Top Book Designers Tell Writers How To Help Them Create a Bestselling Cover

Among the many factors that affect book sales, the almighty book cover is near the top of the list. The importance of investing in a designer that understands your genre, and working together as an effective team, cannot be underestimated. All too often, a writer will invest hundreds of hours writing what is otherwise a great book, only to send up with a cover design that is a poor fit with the target readership.

book marketingEffective book covers are not just critical to getting sales- they can also help you get attention from reviewers. Each month, we here at get far more design queries than we can handle. While we try to focus chiefly on strength of story and genre fit in deciding what to review, cover design is sometimes a factor in the tough choices me make.

With that in mind, we asked top book design firms – all of which have created killer mystery and thriller cover designs – one simple question: What’s one thing your most successful clients do/don’t do that enables you to design a winning book cover?

Here’s what they said.

Design by Bookfly LLC


“One of the most important things for writers to communicate to their designer is their book’s genre and target audience.

There are countless visual cues your designer can use to draw in readers of your genre. Even if your book crosses genre lines, it’s best to emphasize your dominant genre rather than muddling your message by trying to cover everything.”

James T. Egan, Bookfly Design LLC



Design by eBook Launch


“I love it when authors provide genre-specific examples of covers that they love.

This helps designers visually understand the aesthetic that they are after and the mood they are trying to communicate in an instant, instead having to try and describe it with words like “pop”, “shiny”, “sharp”, or other ambiguous terms.”

Dane, eBook Launch




insanity by aaron jordan
Design by Book Creatives

A great designer needs freedom to create. Designers spend their life practicing everyday the process of creativity and coming up with new ideas so they can tap into that visual realm easier than others. What I suggest is that the author be open to giving a short synopsis of the book to the designer, be ready to give the overall feel of the book and characters. After that, I ask for the author to give me a few ideas they have had for the cover and search online and send me 3-5 covers in their genre of what they feel are good and and bad designs. This helps me dial into their mind of what they may think is good or not so good design.

I then ask the authors if, when I’m done with their idea, are they open to see a few more concepts and creations of the cover from my point of view? Eight out of 10 times, the author will pick an original creation from the designer. My advice is to put all ego to the curb, and allow the creative process to happen with the designer.
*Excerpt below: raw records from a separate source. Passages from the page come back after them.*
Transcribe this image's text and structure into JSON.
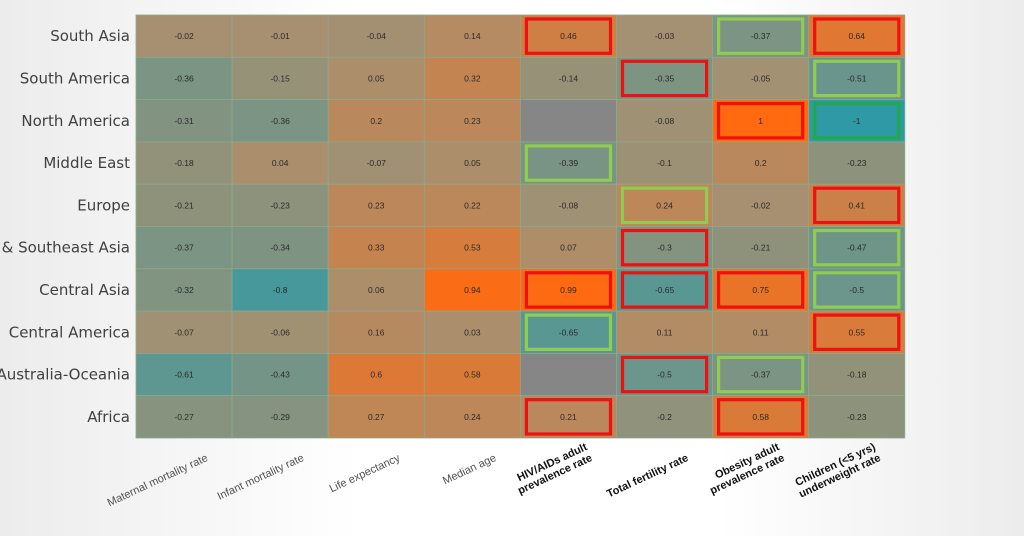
{
  "chart_data": {
    "type": "heatmap",
    "rows": [
      "South Asia",
      "South America",
      "North America",
      "Middle East",
      "Europe",
      "East & Southeast Asia",
      "Central Asia",
      "Central America",
      "Australia-Oceania",
      "Africa"
    ],
    "columns": [
      {
        "lines": [
          "Maternal mortality rate"
        ],
        "bold": false
      },
      {
        "lines": [
          "Infant mortality rate"
        ],
        "bold": false
      },
      {
        "lines": [
          "Life expectancy"
        ],
        "bold": false
      },
      {
        "lines": [
          "Median age"
        ],
        "bold": false
      },
      {
        "lines": [
          "HIV/AIDs adult",
          "prevalence rate"
        ],
        "bold": true
      },
      {
        "lines": [
          "Total fertility rate"
        ],
        "bold": true
      },
      {
        "lines": [
          "Obesity adult",
          "prevalence rate"
        ],
        "bold": true
      },
      {
        "lines": [
          "Children (<5 yrs)",
          "underweight rate"
        ],
        "bold": true
      }
    ],
    "values": [
      [
        "-0.02",
        "-0.01",
        "-0.04",
        "0.14",
        "0.46",
        "-0.03",
        "-0.37",
        "0.64"
      ],
      [
        "-0.36",
        "-0.15",
        "0.05",
        "0.32",
        "-0.14",
        "-0.35",
        "-0.05",
        "-0.51"
      ],
      [
        "-0.31",
        "-0.36",
        "0.2",
        "0.23",
        null,
        "-0.08",
        "1",
        "-1"
      ],
      [
        "-0.18",
        "0.04",
        "-0.07",
        "0.05",
        "-0.39",
        "-0.1",
        "0.2",
        "-0.23"
      ],
      [
        "-0.21",
        "-0.23",
        "0.23",
        "0.22",
        "-0.08",
        "0.24",
        "-0.02",
        "0.41"
      ],
      [
        "-0.37",
        "-0.34",
        "0.33",
        "0.53",
        "0.07",
        "-0.3",
        "-0.21",
        "-0.47"
      ],
      [
        "-0.32",
        "-0.8",
        "0.06",
        "0.94",
        "0.99",
        "-0.65",
        "0.75",
        "-0.5"
      ],
      [
        "-0.07",
        "-0.06",
        "0.16",
        "0.03",
        "-0.65",
        "0.11",
        "0.11",
        "0.55"
      ],
      [
        "-0.61",
        "-0.43",
        "0.6",
        "0.58",
        null,
        "-0.5",
        "-0.37",
        "-0.18"
      ],
      [
        "-0.27",
        "-0.29",
        "0.27",
        "0.24",
        "0.21",
        "-0.2",
        "0.58",
        "-0.23"
      ]
    ],
    "highlights": [
      {
        "row": 0,
        "col": 4,
        "color": "red"
      },
      {
        "row": 0,
        "col": 6,
        "color": "light-green"
      },
      {
        "row": 0,
        "col": 7,
        "color": "red"
      },
      {
        "row": 1,
        "col": 5,
        "color": "red"
      },
      {
        "row": 1,
        "col": 7,
        "color": "light-green"
      },
      {
        "row": 2,
        "col": 6,
        "color": "red"
      },
      {
        "row": 2,
        "col": 7,
        "color": "green"
      },
      {
        "row": 3,
        "col": 4,
        "color": "light-green"
      },
      {
        "row": 4,
        "col": 5,
        "color": "light-green"
      },
      {
        "row": 4,
        "col": 7,
        "color": "red"
      },
      {
        "row": 5,
        "col": 5,
        "color": "red"
      },
      {
        "row": 5,
        "col": 7,
        "color": "light-green"
      },
      {
        "row": 6,
        "col": 4,
        "color": "red"
      },
      {
        "row": 6,
        "col": 5,
        "color": "red"
      },
      {
        "row": 6,
        "col": 6,
        "color": "red"
      },
      {
        "row": 6,
        "col": 7,
        "color": "light-green"
      },
      {
        "row": 7,
        "col": 4,
        "color": "light-green"
      },
      {
        "row": 7,
        "col": 7,
        "color": "red"
      },
      {
        "row": 8,
        "col": 5,
        "color": "red"
      },
      {
        "row": 8,
        "col": 6,
        "color": "light-green"
      },
      {
        "row": 9,
        "col": 4,
        "color": "red"
      },
      {
        "row": 9,
        "col": 6,
        "color": "red"
      }
    ],
    "color_scale": {
      "negative": "#2f9aa6",
      "zero": "#a89070",
      "positive": "#ff6a10",
      "missing": "#868686"
    },
    "highlight_colors": {
      "red": "#ee1111",
      "light-green": "#8fcc50",
      "green": "#1eaa4a"
    }
  }
}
When the designer has fear to explore, it can block an idea to be born for a possibly amazing cover. Simplicity and concept is everything in a world full of attention grabbing covers.

Brian Halley, Book Creatives


Steam City Pirates
Design by Scarlett Rugers

The one thing my most successful clients do to enable to me to design a winning book cover is communicate well. You must feel comfortable to offer – and accept​ – constructive criticism, and remember that you’re both on the same team going for the same goal.

They lend me their ideas, give feedback about my own, and the process evolves organically.

Scarlett Rugers


Secret Corps
Design by

The most commonly requested thing authors ask is to feature too much of their story on the cover.

Our advice is to always keep it simple – after all, a cover is only around 6 x 9″ or thumbnail size when displayed on Amazon, so it must make a good impression quickly. Writers should make sure the cover conveys the genre the reader is looking for when viewed in just a split second. Many potential readers decide it they like the look of a book in a second, so the cover must communicate the mood very quickly. It is less important that every detail of the story be conveyed.

The job of the cover is to grab the potential readers attention. Your story can do the rest.

Peter O’Connor,


Written Word Media


Embrace the themes of your genre. There is an argument against using a somewhat formulaic cover, but in some cases, it works in your favor to be predictable.

We challenge you to first embrace the patterns in your genre’s cover design, and THEN try to differentiate your book so that it stands out in a sea of books.

The sweet spot is between fitting in with books in your genre and standing out enough to be distinctive is where sales happen.

Taylor, Written Word Media




Bella Wright

Bella Wright blogs about books, film and media.